#HTE

Rain’s Weekly Design Minutiae: How the Red & Blue Chair Seat/Back are Connected to the Frame

This is the second piece of furniture I ever built. It’s a duplicate of Gerrit Rietveld’s Red & Blue Chair, designed in 1919. I built mine in the early ‘90s, before the internet, and I found a book in the library that had a drawing very similar to the one below:

From that I broke out an architect’s scale and was able to reverse engineer the dimensions, then construct the chair. I was shocked at how comfortable it is, being made out of hard wood; the ergonomics are just perfect.

For the frame Rietveld used beech, which I couldn’t get my hands on, so I milled some Poplar down. For the seat and backrest I used the same material he had, plywood (½" in my case). I painted mine blue and purple because I thought it looked better.

When I was building it, one thing I couldn’t tell by looking at the diagram was how the seat and backrest were connected to the frame. I ended up drilling directly through them and into the crossmembers, then gluing in dowels. It was a real hack job; not only ugly, but they broke when a heavyset friend of mine sat in the chair and I had to reglue them.

I recently did some online searches to find out how they were originally joined, and could find nothing. In every photo I see, the seat/back joinery is obscured.

But the other day I passed the Cassina showroom in SoHo. They’ve licensed the chair and have one on the floor. I went inside and the staff ignored me while I got down on my hands and knees to peer under it and see how both were connected. I was dying to know what wondrous, magical joinery technique Rietveld had employed.

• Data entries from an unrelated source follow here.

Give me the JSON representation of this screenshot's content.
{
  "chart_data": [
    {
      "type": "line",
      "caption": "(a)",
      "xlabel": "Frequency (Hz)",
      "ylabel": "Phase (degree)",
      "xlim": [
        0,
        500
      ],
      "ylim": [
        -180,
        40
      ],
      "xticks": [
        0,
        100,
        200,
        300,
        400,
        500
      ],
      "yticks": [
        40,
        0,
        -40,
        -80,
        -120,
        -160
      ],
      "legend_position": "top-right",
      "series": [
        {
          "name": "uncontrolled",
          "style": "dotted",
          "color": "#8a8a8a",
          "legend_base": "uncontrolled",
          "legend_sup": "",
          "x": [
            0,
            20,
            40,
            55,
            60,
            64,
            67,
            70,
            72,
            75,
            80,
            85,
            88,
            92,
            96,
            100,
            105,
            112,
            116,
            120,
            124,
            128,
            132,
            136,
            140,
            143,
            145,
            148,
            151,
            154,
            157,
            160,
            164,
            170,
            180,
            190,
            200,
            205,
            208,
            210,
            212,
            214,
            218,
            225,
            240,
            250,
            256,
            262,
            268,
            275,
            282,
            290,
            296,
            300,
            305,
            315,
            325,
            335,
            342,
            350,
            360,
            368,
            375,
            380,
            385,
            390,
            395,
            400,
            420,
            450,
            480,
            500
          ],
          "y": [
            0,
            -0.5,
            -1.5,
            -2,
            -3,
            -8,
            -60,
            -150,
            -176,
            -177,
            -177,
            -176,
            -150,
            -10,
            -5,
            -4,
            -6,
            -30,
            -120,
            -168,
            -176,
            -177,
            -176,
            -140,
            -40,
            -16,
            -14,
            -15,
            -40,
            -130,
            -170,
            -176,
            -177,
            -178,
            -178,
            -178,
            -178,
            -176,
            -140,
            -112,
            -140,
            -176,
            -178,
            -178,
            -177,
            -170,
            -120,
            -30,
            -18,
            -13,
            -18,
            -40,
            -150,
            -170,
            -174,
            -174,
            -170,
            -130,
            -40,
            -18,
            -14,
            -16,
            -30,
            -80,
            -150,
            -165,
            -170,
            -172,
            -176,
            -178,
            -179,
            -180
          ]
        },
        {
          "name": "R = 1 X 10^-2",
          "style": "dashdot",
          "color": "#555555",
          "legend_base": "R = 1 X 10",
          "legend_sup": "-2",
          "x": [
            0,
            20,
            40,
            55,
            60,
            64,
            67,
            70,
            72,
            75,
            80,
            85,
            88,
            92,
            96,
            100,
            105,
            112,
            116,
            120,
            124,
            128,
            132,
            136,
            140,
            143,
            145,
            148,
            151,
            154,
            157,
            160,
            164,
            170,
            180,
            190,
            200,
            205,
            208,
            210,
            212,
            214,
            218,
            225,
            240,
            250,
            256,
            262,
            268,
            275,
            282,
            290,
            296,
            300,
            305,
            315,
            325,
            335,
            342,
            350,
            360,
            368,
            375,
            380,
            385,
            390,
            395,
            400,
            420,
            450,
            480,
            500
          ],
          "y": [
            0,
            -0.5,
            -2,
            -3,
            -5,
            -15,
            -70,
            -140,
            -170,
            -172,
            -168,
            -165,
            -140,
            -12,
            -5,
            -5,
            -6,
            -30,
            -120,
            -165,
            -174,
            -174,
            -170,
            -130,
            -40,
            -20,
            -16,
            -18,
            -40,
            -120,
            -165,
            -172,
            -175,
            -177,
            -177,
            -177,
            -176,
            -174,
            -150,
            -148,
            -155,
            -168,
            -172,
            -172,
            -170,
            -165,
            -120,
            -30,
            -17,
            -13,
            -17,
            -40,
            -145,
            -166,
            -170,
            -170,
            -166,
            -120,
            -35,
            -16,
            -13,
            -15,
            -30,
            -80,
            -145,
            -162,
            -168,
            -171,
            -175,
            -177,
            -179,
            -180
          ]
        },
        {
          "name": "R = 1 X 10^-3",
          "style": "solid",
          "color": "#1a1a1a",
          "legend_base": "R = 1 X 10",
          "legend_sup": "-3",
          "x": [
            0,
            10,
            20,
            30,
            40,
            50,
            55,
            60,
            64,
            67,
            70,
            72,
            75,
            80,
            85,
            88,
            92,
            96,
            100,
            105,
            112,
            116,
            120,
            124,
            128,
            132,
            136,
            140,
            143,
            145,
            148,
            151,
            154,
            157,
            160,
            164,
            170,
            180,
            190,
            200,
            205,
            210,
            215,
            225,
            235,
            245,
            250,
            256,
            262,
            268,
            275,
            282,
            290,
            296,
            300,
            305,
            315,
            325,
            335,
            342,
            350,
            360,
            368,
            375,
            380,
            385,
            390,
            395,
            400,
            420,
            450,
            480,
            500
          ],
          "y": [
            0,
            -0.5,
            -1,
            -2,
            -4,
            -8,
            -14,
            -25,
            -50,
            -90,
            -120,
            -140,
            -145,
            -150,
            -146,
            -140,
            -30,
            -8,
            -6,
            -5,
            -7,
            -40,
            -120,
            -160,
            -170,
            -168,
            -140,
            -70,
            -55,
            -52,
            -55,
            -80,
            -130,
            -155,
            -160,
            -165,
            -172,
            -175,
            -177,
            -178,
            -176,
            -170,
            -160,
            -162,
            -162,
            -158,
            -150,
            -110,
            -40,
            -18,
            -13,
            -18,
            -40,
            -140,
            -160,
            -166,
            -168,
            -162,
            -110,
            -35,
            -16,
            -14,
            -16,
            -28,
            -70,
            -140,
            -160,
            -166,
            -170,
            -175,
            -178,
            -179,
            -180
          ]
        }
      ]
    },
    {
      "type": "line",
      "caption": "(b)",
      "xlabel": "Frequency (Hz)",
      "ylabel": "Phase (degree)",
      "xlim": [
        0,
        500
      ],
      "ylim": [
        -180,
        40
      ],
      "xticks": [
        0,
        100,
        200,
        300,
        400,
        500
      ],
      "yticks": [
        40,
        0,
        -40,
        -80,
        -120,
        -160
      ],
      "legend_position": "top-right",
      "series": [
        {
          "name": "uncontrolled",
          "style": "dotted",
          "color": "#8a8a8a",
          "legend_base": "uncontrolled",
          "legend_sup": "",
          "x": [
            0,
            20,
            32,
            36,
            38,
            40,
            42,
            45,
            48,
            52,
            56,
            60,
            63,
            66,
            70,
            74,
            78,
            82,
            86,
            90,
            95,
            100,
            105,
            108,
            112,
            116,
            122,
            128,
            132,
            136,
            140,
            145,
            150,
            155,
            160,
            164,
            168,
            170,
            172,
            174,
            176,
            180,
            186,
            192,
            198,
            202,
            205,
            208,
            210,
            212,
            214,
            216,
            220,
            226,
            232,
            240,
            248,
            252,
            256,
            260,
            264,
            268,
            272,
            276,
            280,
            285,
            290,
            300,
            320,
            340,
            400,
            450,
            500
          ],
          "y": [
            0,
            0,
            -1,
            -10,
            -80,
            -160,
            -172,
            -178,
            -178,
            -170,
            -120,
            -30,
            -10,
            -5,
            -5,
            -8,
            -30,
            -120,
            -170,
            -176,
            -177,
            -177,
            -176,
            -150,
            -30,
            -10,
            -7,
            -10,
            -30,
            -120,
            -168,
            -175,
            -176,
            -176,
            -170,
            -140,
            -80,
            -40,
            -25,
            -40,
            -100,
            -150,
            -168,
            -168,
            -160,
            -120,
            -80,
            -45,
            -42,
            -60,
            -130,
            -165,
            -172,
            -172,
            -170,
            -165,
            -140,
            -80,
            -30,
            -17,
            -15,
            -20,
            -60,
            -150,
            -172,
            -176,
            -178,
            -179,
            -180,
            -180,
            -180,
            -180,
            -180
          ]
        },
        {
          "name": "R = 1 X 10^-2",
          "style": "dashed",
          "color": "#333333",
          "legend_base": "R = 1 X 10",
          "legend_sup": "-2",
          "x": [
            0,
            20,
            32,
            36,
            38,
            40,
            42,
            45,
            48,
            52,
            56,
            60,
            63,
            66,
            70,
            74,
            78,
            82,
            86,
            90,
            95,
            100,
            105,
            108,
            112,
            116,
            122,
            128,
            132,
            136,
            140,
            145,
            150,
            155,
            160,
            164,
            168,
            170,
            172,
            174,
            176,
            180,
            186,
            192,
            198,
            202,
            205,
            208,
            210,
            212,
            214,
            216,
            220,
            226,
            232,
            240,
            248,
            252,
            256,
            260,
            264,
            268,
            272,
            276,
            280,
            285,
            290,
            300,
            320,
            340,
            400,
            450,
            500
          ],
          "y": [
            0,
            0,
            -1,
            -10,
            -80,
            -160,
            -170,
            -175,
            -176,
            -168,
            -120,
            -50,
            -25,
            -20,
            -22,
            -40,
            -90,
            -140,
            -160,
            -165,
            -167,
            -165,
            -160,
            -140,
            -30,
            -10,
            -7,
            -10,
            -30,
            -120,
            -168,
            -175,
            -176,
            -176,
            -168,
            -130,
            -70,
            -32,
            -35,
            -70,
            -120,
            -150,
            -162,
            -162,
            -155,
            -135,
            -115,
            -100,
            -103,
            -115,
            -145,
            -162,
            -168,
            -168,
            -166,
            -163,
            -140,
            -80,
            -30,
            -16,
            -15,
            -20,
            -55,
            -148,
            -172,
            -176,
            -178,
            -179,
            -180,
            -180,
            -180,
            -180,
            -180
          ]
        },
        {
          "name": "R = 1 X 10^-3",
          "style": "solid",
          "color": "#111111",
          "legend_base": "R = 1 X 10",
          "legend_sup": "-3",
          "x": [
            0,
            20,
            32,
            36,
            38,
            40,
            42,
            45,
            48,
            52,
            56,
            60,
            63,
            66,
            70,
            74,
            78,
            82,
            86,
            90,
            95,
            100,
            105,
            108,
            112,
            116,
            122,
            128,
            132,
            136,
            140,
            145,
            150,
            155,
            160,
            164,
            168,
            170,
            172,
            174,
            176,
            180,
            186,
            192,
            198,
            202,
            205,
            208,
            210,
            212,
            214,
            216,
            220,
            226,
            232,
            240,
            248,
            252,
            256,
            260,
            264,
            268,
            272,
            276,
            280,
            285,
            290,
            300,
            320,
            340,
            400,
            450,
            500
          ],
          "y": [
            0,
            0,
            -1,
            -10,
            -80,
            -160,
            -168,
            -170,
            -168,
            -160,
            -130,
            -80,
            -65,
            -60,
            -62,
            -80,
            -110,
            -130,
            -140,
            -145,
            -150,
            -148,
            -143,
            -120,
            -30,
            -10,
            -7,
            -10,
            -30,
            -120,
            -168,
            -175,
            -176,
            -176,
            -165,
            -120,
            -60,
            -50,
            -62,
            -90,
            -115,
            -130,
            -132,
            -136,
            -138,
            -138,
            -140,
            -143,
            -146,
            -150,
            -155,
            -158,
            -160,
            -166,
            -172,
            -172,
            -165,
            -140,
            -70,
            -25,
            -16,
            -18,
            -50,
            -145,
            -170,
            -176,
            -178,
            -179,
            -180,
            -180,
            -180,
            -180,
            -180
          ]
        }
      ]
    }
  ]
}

I was surprised to find it was nothing more than L-brackets, the kind you get for a few cents at your local hardware store, that were slightly bent to suit the angle. Here’s what I mean:

Anyways, I couldn’t find this information online, so now I’m posting it in the hopes that the next person who searches for it will find this. I cannot legally recommend that you knock the chair off, but if you want to build one for your own edification it’s fun and you will be surprised at how comfy the chair is to sit in, even for long stretches.